US attack sub, Canada navy patrol ship arrive in Cuba on heels of Russian warships
HAVANA — A Canadian navy patrol ship sailed into Havana early on Friday, just hours after the United States announced a fast-attack submarine had docked at its Guantanamo naval base in Cuba, both vessels on the heels of Russian warships that arrived on the island earlier this week. The confluence of Russian, Canadian and U.S. vessels in Cuba — a Communist-run island nation just 145 km (90 miles) south of Florida — was a reminder of old Cold War tensions and fraught ties between Russia and Western nations over the Ukraine war.
However, both the U.S. and Cuba have said the Russian warships pose no threat to the region. Russia has also characterized the arrival of its warships in allied Cuba as routine.
The Admiral Gorshkov frigate and the nuclear-powered submarine Kazan, half submerged with its crew on deck, sailed into Havana harbor on Wednesday after conducting “high-precision missile weapons” training in the Atlantic Ocean, Russia’s defence ministry said.
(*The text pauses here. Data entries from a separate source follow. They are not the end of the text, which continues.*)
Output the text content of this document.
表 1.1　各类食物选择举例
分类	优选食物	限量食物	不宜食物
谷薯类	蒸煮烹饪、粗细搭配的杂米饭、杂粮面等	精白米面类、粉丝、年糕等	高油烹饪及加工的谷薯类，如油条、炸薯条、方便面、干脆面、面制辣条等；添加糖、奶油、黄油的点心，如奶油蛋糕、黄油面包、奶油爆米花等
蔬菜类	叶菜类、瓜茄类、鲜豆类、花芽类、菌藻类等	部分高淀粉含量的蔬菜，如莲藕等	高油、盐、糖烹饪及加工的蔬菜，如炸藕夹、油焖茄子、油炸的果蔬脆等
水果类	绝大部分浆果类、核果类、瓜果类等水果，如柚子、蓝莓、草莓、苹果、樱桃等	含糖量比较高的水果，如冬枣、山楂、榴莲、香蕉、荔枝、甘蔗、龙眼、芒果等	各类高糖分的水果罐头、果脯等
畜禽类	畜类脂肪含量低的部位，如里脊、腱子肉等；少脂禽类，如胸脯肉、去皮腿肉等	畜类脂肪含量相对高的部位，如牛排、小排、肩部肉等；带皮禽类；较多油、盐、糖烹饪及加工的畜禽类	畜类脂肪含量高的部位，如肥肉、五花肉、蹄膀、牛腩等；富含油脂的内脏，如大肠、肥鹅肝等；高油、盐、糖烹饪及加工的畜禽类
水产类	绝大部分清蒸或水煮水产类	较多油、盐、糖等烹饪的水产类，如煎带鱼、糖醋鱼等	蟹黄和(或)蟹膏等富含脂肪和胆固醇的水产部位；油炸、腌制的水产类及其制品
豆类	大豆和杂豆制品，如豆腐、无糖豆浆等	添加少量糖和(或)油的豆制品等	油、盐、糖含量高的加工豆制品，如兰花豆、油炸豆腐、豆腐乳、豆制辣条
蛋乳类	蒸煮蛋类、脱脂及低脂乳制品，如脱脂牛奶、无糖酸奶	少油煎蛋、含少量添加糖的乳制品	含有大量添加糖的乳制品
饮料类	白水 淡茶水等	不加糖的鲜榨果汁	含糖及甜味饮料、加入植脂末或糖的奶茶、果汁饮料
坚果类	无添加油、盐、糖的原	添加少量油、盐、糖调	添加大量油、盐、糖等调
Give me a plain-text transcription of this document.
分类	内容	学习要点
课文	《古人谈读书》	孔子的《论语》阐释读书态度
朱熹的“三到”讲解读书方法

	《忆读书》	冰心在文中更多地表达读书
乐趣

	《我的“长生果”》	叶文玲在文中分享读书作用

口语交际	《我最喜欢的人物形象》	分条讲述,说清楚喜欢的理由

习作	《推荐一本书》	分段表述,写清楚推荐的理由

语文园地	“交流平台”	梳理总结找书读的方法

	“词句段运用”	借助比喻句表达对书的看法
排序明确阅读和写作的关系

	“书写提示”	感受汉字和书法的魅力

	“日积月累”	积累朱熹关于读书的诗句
Canada’s Margaret Brooke patrol vessel began maneuvers early on Friday to enter Havana harbor, part of what the Canadian Joint Operations Command called “a port visit … in recognition of the long-standing bilateral relationship between Canada and Cuba.”
Hours earlier, the U.S. Southern Command said the fast-attack submarine Helena had arrived on a routine port visit to Guantanamo Bay, a U.S. naval base on the tip of the island around 850 km (530 miles) southeast of Havana.
“The vessel’s location and transit were previously planned,” Southern Command said on X.
Cuba’s foreign ministry said it had been informed of the arrival of the U.S. submarine but was not happy about it.
“Naval visits to a country are usually the result of an invitation, and this was not the case,” said Vice Foreign Minister Carlos Fernández de Cossío.